The committee used WHO and CDC guidelines to direct the form and content of its site visits to the overseas laboratories. The type of descriptive information that the committee collected and the approach used to collect it particularly reflect CDC guidance (CDC, 1999, 2000). The overseas laboratory evaluations presented in this report are loosely modeled on WHO-specified surveillance system assessment domains6 (WHO,
1999a, 2001b), which were adapted to reflect the characteristics of GEIS, the unique circumstances of the overseas laboratories, and the requirements and limitations of this review. Furthermore, members of this committee are quite familiar with CDC and WHO surveillance system evaluation procedures and were able to bring this knowledge to bear in identifying information areas to be addressed.

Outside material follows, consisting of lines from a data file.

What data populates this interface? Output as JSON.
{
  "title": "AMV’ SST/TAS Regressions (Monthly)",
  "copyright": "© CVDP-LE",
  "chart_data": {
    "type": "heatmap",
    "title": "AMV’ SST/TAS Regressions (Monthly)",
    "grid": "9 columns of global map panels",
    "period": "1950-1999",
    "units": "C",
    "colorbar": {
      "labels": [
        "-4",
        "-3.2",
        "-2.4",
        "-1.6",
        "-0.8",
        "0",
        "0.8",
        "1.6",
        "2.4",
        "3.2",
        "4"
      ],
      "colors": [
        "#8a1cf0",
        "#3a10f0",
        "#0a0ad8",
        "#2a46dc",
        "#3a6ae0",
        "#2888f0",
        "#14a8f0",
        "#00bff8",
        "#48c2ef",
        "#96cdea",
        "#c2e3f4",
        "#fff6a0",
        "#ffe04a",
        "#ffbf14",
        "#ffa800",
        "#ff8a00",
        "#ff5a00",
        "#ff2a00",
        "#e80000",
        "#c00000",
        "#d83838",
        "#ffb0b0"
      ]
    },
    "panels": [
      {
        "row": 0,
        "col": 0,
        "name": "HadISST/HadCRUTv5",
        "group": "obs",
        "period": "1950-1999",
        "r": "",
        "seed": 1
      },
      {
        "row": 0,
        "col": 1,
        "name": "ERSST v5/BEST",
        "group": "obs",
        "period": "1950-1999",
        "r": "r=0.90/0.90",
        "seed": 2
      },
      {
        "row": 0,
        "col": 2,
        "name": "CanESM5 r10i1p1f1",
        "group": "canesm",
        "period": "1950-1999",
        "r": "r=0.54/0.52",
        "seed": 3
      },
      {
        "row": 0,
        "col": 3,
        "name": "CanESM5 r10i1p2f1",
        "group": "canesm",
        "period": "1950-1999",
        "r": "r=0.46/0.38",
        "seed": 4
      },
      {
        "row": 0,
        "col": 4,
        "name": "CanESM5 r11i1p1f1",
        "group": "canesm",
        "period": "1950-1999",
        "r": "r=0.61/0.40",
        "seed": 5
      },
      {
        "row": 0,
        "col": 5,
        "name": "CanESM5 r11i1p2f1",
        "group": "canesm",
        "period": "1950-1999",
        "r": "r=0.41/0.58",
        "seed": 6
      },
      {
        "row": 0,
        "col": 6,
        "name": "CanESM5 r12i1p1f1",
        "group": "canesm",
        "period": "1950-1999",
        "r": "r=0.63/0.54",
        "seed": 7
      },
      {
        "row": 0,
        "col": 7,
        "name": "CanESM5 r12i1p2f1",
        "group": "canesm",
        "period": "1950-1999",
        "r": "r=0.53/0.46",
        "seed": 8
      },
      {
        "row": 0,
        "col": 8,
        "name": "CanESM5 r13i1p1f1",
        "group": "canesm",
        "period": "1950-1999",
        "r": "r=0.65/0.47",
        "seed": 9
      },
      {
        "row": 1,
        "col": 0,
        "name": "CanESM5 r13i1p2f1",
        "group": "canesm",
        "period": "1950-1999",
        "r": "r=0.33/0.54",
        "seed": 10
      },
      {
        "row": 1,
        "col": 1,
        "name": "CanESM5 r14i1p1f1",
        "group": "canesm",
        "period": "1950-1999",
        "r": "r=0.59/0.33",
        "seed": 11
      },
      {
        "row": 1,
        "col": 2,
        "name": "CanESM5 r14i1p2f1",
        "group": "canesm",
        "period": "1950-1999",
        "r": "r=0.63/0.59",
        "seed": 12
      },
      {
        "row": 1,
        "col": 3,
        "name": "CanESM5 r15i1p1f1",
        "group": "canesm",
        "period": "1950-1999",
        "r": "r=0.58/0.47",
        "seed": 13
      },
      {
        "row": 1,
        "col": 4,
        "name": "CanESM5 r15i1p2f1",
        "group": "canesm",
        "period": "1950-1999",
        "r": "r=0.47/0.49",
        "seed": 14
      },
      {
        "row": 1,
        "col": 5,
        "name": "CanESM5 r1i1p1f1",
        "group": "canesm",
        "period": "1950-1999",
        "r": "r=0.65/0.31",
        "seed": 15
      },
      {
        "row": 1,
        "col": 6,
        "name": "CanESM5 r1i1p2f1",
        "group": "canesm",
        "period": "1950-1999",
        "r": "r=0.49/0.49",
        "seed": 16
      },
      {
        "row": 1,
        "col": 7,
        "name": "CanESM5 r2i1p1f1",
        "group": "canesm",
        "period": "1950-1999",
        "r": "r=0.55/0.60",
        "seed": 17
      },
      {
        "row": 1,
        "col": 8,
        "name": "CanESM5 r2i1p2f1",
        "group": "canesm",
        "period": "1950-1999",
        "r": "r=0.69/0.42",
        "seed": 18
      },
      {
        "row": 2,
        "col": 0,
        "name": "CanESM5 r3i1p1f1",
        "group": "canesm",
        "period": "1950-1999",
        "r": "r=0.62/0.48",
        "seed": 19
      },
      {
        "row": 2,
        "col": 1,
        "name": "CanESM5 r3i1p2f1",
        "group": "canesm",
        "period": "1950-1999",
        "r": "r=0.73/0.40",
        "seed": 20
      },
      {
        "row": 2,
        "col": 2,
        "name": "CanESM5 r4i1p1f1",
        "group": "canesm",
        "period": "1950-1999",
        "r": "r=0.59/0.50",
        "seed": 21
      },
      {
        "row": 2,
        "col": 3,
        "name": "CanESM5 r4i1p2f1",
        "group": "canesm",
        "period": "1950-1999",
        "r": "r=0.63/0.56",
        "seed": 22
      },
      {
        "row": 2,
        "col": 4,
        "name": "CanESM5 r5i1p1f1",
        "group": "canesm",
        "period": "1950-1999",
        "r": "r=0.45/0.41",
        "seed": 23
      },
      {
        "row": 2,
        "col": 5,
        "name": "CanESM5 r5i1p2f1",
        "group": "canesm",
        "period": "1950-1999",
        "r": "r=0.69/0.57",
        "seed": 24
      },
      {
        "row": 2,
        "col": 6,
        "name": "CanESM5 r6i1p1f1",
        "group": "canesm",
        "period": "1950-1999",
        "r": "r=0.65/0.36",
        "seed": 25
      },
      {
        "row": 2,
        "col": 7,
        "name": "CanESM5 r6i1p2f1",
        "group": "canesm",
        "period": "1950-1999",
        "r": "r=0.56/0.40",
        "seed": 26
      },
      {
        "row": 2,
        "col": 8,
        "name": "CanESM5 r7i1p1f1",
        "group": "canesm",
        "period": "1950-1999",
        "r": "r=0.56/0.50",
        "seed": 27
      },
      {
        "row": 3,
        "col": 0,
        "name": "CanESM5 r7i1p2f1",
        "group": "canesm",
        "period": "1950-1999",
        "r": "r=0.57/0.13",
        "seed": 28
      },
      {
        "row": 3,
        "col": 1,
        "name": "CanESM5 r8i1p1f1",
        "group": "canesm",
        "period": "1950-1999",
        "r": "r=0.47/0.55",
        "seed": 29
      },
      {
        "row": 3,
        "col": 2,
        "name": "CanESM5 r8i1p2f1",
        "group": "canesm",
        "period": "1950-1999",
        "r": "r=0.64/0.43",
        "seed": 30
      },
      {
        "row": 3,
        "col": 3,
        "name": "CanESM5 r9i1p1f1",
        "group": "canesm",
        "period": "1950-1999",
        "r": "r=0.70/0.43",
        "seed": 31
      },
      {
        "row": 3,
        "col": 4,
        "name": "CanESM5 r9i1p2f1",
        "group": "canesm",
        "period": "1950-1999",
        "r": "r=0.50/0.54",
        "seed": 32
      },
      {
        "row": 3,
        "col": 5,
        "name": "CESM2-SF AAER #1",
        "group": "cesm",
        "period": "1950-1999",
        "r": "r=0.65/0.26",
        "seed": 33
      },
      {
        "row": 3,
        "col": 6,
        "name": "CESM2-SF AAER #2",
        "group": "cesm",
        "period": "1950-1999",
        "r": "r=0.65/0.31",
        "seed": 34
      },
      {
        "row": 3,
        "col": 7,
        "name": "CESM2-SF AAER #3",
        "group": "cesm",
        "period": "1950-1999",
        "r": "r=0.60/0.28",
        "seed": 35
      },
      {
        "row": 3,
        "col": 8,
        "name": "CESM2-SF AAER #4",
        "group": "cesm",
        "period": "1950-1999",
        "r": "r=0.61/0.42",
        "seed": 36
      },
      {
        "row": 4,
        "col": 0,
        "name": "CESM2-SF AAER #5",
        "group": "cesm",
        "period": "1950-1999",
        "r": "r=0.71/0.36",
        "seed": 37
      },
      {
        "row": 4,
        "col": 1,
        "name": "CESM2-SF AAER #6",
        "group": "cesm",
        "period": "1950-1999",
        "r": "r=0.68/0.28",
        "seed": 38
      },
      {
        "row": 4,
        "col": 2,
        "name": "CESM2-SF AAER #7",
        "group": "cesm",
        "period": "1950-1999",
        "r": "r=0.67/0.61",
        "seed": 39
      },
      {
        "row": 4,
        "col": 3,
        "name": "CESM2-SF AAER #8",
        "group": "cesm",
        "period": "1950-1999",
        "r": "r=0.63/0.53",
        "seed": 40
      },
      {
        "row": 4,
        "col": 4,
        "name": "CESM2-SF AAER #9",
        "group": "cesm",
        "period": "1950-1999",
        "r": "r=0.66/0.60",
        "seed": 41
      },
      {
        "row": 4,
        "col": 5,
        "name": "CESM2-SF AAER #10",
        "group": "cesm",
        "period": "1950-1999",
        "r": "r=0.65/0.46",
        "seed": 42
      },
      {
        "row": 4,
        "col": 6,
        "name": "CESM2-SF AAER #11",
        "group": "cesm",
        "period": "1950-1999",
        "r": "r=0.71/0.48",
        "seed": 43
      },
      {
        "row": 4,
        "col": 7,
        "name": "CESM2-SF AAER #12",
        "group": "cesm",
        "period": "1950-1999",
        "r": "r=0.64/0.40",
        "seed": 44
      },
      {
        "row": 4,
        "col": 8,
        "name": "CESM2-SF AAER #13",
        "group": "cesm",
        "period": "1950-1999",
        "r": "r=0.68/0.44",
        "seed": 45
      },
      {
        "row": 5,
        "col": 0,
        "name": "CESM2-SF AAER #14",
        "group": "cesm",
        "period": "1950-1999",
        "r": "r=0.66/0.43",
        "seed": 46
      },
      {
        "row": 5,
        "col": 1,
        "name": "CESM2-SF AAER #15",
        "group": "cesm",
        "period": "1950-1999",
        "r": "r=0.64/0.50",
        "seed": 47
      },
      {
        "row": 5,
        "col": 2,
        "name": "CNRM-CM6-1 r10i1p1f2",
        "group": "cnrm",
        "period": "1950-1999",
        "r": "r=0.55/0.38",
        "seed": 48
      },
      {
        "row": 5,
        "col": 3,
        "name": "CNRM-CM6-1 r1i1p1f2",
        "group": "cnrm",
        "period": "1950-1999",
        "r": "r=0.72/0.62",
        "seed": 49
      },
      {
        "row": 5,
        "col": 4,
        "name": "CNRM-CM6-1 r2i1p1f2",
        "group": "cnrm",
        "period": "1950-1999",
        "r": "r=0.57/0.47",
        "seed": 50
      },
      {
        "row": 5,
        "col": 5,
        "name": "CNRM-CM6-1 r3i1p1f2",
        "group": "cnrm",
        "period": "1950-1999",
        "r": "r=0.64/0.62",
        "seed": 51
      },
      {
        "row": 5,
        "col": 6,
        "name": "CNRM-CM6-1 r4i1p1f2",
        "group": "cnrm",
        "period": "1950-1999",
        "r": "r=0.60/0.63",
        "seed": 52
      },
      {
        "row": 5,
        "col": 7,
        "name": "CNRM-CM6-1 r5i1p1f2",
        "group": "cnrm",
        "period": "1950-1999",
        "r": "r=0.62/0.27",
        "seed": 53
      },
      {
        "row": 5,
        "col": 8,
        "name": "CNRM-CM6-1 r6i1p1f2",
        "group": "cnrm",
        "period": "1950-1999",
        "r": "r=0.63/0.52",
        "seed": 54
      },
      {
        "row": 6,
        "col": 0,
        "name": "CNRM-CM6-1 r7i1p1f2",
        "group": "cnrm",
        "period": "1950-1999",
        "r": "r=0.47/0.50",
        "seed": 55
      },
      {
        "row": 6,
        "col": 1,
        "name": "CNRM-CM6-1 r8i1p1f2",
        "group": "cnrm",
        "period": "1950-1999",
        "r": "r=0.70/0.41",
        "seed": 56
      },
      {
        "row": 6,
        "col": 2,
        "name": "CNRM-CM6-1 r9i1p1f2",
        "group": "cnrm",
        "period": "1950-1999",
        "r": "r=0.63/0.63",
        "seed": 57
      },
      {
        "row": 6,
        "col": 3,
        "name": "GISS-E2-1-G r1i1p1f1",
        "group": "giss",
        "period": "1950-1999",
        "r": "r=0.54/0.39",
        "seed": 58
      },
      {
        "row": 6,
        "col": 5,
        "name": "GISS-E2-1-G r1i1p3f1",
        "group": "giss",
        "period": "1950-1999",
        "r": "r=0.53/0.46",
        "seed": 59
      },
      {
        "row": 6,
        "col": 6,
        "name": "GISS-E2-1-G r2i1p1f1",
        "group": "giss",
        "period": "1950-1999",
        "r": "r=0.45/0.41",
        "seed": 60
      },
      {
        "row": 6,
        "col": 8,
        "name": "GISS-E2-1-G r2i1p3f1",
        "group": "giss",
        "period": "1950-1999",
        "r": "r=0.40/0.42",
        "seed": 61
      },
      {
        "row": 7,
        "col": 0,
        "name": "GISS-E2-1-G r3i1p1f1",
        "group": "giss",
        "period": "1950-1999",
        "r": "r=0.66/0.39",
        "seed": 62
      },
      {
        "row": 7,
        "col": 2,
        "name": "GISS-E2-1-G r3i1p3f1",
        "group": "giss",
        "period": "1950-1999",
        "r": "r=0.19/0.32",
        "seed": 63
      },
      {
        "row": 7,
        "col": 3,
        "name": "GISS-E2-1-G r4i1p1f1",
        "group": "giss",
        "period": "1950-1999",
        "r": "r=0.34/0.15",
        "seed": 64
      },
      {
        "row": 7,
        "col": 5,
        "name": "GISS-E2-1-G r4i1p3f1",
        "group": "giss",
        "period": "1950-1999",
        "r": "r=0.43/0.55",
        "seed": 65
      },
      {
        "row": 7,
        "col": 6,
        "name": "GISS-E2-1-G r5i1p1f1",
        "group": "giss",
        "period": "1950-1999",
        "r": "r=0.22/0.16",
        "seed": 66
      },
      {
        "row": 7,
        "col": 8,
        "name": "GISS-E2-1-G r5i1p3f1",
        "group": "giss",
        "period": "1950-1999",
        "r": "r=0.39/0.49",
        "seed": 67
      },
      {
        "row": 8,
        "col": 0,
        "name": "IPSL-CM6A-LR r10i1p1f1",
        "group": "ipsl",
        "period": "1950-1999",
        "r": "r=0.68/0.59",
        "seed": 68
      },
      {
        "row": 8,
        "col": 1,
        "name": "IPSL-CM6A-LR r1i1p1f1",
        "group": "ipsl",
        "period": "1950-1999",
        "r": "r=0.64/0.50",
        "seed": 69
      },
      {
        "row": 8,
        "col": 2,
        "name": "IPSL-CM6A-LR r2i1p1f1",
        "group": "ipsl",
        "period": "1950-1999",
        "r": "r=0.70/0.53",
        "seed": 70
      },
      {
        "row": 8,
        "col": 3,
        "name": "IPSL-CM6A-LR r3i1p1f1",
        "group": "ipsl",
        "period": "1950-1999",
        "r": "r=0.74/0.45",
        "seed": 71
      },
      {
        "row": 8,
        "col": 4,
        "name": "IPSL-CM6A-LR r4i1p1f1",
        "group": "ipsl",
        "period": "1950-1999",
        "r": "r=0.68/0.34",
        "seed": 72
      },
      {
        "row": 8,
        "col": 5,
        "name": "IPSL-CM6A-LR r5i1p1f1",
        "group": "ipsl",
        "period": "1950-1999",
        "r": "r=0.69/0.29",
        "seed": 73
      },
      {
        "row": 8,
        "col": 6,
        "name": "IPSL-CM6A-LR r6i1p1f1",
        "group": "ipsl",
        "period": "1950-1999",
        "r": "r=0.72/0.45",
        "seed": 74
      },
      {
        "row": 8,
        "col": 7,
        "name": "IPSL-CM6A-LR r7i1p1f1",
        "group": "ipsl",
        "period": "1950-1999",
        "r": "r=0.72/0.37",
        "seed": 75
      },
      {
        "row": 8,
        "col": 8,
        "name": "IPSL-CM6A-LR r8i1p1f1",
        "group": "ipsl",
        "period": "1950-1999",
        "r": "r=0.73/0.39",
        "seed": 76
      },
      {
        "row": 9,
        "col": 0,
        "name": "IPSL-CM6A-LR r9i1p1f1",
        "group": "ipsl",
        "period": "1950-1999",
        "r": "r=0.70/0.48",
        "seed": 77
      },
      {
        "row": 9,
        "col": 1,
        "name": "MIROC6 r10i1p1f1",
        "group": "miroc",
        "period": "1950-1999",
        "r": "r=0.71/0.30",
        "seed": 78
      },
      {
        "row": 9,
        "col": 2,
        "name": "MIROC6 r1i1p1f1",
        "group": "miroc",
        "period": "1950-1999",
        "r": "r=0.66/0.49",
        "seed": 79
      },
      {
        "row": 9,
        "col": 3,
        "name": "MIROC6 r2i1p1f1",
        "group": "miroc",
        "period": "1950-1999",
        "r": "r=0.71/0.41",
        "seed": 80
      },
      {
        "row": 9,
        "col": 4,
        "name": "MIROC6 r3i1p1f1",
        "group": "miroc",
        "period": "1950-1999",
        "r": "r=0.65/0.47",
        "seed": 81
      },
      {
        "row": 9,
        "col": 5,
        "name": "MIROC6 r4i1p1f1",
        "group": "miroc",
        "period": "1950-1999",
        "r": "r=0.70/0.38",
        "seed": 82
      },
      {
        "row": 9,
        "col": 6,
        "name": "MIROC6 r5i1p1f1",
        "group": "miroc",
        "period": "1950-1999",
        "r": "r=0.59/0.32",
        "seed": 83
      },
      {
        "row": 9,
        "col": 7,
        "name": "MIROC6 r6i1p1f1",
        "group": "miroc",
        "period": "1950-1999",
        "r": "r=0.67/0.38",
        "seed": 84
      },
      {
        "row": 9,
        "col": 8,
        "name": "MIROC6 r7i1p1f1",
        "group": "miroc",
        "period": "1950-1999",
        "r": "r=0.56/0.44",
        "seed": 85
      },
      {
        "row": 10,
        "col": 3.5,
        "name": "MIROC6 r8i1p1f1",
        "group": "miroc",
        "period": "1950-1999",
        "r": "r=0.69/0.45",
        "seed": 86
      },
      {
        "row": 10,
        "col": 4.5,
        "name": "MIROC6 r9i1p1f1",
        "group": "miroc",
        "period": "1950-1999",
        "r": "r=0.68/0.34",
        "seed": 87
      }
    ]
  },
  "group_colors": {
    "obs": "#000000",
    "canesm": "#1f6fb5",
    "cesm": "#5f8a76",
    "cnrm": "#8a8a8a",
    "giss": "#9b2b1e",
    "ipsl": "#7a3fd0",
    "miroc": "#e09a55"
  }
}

Similarly, the committee interprets its charge as calling for comparison of the GEIS approach to emerging infectious disease surveillance with IOM recommendations7 and CDC strategies at the program level (rather than using GEIS activities at each laboratory as the basis of comparison). It is GEIS as a whole that has an “approach”—presented in the GEIS strategic plan (GEIS, 1998)—to emerging infectious disease surveillance. GEIS activities carried out at DoD laboratories are a part of this approach.
THE FORMAT OF THIS REPORT
Chapters 2 through 6 of this report contain descriptions, conclusions, and recommendations regarding the implementation of GEIS at each of the five DoD overseas laboratories. Conclusions and recommendations are specific to the respective chapters. Chapter 7 of this report presents the committee’s descriptions, conclusions, and recommendations regarding GEIS activities carried out within the MHS infrastructure and through the GEIS Central Hub. The committee’s evaluations of these activities were conducted differently than the overseas laboratory evaluations, and the format of Chapter 7 reflects this. The recommendations and conclusions presented in Chapter 7 reflect summary committee assessments of MHS and Central Hub activities and are specific to that chapter.
Chapter 8 of this report presents summary conclusions and recommendations regarding GEIS as a whole. These are based on what the committee learned during its assessments of the respective parts of GEIS. The conclusions and recommendations presented in Chapter 8 are derived from information presented in Chapters 2 through 7 but are not repetitions of the text in those chapters.